A decisão do TSE foi tomada no julgamento de uma consulta apresentada pela deputada federal Benedita da Silva (PT-RJ). Ela considerou a decisão do TSE como um fato "histórico", embora gostaria que valesse já para as eleições de 2020. Para ela, a medida do TSE ajudar a inibir um recuo do Congresso quanto à proporcionalidade.

"O TSE faz justiça respeitando o que a Constituição exige. [...] Dá um passo histórico diante de um momento extremamente difícil em que essa questão da desigualdade social e racial ficou muito mais transparente com a pandemia", falou.

O secretário de Combate ao Racismo do PT, Martvs Chagas, informou ter recebido a decisão como uma vitória parcial, pois, como Benedita, queria que o financiamento proporcional valesse para o pleito deste ano. Atualmente, ele enxerga o PT e o PSOL como os partidos mais avançados nessa questão.

Nossa torcida é para que os partidos possam se antecipar a isso e alguns criem as condições para que as candidaturas já possam ser tratadas, no mínimo, de maneira isonômica quanto às candidaturas não negras"
Martvs Chagas, secretário de Combate ao Racismo do PT

O presidente nacional do MDB, deputado federal Baleia Rossi (SP), disse que o tema é importante e está em discussão inicial na sigla. Como exemplo, citou cotas já adotadas internamente.

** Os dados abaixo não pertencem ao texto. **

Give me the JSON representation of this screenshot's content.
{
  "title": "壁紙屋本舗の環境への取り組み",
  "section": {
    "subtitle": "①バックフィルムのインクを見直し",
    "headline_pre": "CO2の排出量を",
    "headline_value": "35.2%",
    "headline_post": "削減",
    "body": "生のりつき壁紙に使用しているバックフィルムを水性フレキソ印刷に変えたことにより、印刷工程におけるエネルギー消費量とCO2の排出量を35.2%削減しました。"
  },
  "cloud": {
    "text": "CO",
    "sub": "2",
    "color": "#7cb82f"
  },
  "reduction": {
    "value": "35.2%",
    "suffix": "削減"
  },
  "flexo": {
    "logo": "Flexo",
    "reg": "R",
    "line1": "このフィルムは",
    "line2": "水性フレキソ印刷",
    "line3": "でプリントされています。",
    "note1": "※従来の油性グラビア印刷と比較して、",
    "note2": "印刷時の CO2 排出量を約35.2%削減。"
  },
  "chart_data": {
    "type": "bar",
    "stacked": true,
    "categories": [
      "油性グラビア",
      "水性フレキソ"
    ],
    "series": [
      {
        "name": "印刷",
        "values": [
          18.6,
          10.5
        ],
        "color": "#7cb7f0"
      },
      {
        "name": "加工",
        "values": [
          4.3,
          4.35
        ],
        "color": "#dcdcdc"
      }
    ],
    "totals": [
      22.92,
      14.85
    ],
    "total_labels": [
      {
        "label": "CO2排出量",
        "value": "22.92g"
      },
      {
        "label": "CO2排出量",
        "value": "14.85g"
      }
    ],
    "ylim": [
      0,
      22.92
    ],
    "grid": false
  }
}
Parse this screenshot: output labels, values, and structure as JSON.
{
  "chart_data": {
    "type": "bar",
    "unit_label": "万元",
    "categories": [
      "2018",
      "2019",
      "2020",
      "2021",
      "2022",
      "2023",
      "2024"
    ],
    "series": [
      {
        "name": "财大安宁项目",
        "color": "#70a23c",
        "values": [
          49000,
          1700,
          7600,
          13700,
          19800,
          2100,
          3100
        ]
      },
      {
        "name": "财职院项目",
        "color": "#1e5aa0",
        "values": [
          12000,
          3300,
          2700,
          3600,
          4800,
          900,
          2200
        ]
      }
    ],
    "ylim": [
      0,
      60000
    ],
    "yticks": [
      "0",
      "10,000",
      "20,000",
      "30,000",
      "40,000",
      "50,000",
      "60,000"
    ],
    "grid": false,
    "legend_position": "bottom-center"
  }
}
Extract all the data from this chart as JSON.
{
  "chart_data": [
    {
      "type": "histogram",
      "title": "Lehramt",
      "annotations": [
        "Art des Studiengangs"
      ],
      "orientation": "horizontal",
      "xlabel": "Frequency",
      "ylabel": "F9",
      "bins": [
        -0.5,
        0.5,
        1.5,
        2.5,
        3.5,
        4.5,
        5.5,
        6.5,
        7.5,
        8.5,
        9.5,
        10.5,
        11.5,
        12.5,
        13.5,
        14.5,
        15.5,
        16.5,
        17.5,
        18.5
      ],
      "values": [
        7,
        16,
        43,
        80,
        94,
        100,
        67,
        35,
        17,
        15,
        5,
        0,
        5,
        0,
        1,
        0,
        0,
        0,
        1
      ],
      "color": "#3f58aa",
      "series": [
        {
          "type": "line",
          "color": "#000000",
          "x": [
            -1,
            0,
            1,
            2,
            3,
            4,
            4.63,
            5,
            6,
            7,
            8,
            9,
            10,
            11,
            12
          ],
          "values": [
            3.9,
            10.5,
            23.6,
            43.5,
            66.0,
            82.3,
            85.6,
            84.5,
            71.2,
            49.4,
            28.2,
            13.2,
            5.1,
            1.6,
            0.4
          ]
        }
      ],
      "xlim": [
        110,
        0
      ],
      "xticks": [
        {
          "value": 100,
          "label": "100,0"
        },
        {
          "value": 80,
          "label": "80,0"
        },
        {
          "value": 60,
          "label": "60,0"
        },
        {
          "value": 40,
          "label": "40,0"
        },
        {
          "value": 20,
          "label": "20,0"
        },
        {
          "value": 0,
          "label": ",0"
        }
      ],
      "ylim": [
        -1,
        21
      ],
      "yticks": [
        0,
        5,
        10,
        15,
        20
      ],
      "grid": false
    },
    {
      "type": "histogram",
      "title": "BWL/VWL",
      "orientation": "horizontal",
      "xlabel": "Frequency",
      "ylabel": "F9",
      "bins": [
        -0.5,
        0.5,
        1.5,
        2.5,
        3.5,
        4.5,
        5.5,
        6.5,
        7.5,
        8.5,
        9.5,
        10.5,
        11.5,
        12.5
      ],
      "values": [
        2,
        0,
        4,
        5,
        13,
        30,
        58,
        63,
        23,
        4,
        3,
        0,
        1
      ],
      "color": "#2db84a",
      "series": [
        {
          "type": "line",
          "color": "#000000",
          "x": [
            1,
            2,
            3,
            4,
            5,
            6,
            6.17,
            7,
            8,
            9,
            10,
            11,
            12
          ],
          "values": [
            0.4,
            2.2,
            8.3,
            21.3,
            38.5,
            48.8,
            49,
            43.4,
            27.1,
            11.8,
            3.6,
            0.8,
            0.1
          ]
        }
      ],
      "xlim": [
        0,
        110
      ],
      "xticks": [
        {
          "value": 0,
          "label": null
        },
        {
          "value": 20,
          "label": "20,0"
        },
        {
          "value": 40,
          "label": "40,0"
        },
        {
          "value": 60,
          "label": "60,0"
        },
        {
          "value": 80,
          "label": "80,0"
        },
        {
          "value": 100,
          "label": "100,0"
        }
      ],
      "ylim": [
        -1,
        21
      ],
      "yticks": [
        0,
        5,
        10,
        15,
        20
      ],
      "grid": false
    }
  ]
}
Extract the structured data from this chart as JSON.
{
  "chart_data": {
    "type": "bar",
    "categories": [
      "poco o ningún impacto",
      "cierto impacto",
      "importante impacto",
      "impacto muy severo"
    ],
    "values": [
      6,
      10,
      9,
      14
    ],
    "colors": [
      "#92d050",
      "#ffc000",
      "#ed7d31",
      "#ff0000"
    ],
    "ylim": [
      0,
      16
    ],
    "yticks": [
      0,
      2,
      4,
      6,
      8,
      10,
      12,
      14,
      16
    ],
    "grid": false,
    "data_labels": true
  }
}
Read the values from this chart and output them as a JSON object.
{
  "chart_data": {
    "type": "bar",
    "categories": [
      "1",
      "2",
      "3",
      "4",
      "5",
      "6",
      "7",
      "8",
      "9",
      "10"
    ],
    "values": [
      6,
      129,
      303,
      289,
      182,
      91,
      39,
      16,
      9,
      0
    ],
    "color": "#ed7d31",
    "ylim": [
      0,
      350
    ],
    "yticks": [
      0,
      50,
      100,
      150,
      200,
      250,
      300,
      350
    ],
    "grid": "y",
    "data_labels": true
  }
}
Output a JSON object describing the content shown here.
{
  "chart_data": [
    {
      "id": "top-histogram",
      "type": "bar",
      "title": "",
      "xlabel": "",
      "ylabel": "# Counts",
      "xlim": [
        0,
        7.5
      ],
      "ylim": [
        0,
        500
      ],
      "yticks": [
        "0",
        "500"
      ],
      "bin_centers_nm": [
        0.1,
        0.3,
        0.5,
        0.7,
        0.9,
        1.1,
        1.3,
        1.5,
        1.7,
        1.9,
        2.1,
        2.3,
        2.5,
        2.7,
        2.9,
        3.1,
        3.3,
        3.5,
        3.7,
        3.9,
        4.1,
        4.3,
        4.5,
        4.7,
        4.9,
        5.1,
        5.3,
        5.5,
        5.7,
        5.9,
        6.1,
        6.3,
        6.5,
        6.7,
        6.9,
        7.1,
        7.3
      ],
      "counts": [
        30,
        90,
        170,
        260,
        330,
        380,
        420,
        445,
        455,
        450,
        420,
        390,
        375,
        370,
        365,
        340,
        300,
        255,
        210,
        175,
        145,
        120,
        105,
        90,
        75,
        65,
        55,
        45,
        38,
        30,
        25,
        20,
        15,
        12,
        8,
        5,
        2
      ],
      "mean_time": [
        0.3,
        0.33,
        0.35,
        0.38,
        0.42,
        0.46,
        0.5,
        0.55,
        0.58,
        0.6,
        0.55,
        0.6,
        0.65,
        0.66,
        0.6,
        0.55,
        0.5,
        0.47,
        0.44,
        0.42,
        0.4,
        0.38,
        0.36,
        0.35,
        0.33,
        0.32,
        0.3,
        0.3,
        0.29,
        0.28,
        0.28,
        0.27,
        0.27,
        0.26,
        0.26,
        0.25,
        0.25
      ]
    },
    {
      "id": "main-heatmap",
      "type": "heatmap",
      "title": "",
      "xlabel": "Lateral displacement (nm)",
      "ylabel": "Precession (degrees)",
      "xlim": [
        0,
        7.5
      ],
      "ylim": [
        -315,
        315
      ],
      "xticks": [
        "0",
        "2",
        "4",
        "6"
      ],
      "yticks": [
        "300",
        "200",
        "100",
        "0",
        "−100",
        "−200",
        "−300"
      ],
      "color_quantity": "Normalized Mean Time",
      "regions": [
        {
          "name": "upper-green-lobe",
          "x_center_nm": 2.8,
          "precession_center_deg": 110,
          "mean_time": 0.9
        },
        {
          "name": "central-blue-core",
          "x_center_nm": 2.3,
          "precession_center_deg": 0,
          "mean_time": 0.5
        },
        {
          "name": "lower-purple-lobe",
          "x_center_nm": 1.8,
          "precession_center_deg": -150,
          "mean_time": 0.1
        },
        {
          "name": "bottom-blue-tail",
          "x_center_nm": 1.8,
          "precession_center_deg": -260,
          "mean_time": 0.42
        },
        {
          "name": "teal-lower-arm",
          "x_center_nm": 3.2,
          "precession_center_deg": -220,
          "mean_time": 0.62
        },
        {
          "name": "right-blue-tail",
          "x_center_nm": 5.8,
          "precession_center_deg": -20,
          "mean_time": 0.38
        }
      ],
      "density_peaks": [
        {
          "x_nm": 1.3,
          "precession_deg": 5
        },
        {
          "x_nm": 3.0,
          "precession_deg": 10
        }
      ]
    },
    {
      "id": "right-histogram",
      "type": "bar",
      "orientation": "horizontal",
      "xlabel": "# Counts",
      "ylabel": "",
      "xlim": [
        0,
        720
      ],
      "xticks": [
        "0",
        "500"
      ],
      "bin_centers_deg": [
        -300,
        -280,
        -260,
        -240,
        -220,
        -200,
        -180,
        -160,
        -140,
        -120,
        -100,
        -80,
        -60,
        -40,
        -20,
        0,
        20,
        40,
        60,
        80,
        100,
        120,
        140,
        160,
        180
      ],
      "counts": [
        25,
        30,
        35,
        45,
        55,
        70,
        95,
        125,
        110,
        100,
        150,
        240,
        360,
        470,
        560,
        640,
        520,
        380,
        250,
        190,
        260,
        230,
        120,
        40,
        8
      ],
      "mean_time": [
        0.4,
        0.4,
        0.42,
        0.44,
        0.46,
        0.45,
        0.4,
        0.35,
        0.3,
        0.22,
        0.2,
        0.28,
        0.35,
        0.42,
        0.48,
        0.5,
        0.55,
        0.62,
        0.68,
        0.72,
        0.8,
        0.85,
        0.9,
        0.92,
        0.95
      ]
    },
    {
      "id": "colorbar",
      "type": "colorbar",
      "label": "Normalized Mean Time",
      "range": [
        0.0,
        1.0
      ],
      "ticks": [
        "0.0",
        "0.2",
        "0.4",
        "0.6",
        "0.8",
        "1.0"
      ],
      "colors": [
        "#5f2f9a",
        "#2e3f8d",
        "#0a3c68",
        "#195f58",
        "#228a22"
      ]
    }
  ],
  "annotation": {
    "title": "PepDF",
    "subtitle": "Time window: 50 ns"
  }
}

"Em uma atitude inédita, aumentamos os recursos para mulheres e oficializamos cota para jovens já para esta eleição. Antes mesmo da decisão do TSE, já demos início ao debate para recursos definidos para candidatos negros", afirmou.

O líder do DEM na Câmara, deputado federal Efraim Filho (PB), classificou a medida do TSE como um "encaminhamento importante para a cidadania" e que o partido já procura equalizar as candidaturas.

O presidente nacional do PL, Tadeu Candelária, disse, em nota, que os membros da Executiva do partido ainda não trocaram impressões a respeito do assunto.

Como ficará o financiamento

A decisão recente do TSE não afeta as cotas para candidaturas femininas já estabelecida. Hoje, já há uma obrigatoriedade legal de que ao menos 30% das candidaturas sejam do gênero feminino.

Pelo novo financiamento proporcional, por exemplo, se entre os candidatos homens de um partido 60% for de negros, então esse grupo deve receber 60% dos recursos do Fundo Partidário e do Fundo Eleitoral destinados pela legenda para a campanha das candidaturas masculinas.

Por sua vez, se entre as candidaturas femininas 40% for de mulheres negras, a proporção dos recursos dos fundos destinadas às candidatas negras deve corresponder também a 40% do total utilizado para financiar todas as candidaturas femininas desse partido.

Por não estabelecer uma cota mínima para candidaturas negras, políticos ouvidos pela reportagem consideraram que não haverá tantos casos de fraudes ou utilização de candidatos de fachada, os 'laranjas', como acontece no caso das mulheres ao buscarem preencher o mínimo de candidatas previsto em lei, com destaque em municípios pequenos.